Mr. Endacott smiled thinly.
“Thirty years,” he reminded her, “is a long way to look back. To pick up the threads, the friendships dropped more than a quarter of a century ago, is not easy. At the same time,” he went on, “it is right that I should return to England. It marches well with affairs here.”
“You must have found the life out in these parts very interesting, sir,” Gregory Ballaston remarked. “I don’t know whether it would get monotonous to you, but to any one coming upon it suddenly it is an amazing corner of the world. Off the ship, I have only seen three Europeans since I have been here.”
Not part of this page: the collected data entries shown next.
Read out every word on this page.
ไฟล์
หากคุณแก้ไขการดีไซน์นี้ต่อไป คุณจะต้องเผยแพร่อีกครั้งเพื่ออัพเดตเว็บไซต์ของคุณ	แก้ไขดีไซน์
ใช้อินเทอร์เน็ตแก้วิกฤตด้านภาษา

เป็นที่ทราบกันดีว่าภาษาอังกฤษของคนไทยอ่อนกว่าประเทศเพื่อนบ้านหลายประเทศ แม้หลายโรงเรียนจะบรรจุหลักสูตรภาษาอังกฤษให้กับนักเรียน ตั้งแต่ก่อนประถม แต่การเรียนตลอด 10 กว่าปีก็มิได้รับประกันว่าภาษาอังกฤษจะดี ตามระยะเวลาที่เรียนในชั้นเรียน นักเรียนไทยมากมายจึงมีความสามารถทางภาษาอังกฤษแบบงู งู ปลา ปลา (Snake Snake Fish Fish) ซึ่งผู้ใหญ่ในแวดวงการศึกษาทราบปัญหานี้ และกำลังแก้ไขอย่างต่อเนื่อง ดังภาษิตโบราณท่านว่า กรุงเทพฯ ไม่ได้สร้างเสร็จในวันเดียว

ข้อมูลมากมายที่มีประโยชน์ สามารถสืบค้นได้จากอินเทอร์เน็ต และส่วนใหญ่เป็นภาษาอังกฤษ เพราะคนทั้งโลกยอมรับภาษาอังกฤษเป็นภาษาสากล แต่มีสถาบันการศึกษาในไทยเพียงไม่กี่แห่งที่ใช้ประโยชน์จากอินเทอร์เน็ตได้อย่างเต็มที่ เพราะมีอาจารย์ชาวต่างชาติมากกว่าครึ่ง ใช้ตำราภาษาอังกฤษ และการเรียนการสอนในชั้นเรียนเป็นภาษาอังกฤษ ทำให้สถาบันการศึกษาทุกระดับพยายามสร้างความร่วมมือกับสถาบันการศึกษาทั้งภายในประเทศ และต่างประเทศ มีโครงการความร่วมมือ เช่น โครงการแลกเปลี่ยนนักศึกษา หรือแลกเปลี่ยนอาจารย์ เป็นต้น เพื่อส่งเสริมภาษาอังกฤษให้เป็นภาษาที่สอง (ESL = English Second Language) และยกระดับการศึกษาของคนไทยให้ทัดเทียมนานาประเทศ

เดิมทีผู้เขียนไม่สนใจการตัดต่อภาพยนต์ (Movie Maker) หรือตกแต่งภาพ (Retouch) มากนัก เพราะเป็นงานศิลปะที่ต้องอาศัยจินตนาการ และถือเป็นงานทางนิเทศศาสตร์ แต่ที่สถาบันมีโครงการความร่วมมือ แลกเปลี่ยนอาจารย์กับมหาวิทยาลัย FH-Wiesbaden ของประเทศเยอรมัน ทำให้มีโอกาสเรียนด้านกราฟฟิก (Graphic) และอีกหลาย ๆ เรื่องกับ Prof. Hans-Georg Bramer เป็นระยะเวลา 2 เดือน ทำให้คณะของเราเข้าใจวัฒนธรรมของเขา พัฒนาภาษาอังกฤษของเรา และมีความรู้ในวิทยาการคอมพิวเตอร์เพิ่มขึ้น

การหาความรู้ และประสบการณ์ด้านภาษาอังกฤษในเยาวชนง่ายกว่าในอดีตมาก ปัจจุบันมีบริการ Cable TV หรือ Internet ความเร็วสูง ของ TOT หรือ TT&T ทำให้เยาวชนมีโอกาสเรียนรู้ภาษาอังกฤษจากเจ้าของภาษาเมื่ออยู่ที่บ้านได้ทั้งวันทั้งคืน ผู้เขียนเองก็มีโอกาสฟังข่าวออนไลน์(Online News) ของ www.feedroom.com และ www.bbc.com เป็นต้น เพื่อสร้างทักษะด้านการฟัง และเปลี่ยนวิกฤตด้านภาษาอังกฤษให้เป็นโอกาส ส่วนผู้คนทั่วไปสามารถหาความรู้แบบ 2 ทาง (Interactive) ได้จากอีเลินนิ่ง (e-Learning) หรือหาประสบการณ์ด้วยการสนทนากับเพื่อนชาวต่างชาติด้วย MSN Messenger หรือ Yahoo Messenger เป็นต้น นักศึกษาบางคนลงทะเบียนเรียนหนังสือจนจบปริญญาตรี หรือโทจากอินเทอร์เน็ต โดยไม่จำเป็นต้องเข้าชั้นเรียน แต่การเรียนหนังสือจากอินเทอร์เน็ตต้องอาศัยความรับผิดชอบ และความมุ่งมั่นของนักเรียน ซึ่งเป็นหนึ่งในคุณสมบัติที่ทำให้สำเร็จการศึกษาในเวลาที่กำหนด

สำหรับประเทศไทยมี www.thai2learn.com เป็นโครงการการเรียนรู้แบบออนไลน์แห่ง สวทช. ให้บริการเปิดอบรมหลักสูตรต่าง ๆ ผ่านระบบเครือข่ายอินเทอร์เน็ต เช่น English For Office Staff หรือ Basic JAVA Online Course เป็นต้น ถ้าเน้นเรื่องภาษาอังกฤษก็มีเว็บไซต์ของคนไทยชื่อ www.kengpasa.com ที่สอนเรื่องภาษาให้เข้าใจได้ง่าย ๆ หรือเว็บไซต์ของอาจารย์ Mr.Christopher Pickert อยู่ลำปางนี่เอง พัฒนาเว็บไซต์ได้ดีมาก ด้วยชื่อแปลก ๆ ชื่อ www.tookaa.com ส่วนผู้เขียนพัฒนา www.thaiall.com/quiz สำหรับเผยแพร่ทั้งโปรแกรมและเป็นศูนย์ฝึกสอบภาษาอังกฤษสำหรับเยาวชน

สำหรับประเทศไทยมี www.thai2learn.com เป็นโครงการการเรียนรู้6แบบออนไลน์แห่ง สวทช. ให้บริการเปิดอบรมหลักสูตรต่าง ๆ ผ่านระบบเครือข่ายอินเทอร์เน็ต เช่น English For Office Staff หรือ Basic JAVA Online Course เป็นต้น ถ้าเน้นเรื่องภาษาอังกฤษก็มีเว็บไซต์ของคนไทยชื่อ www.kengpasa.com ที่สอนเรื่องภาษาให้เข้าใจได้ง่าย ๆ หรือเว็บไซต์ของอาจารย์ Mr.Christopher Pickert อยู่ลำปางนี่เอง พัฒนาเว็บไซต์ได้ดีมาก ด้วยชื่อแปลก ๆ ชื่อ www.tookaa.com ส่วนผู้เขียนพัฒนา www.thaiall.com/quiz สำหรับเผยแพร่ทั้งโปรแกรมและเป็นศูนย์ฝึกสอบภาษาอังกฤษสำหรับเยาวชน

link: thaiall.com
“It is for that reason,” Mr. Endacott pointed out, “an unsuitable place for my niece. My establishment here, too, is impossible. No European woman could keep house under the prevailing conditions. That is why I am hurrying my niece off, although I myself shall follow before long.”
“My father will be interested to see you again,” Gregory ventured.
“Your father, if his tastes had lain that way,” Mr. Endacott ruminated, “might have been a brilliant scholar. He preferred sport and life. We met, not so many years ago, in Pekin. He was dabbling in diplomacy then. He certainly had the gifts for it. He was, in fact, the most popular Englishman who ever appeared at the Court there. He was received and granted privileges where I could never follow him. He was, I suppose, your instigator in this buccaneering expedition of yours.”
The young man laughed a little uneasily. There had been a vein of contempt in the other’s tone.
“I suppose it must have seemed a horrible piece of vandalism to you, sir,” he remarked. “However, there it is. The adventure appealed to me and we wanted the money badly enough.”
His host looked out across the harbour at the swaying lanterns of the small boats and beyond to the great lighthouse.
“Money!” he repeated. “The password of the West. Somehow I never thought I should return to it.”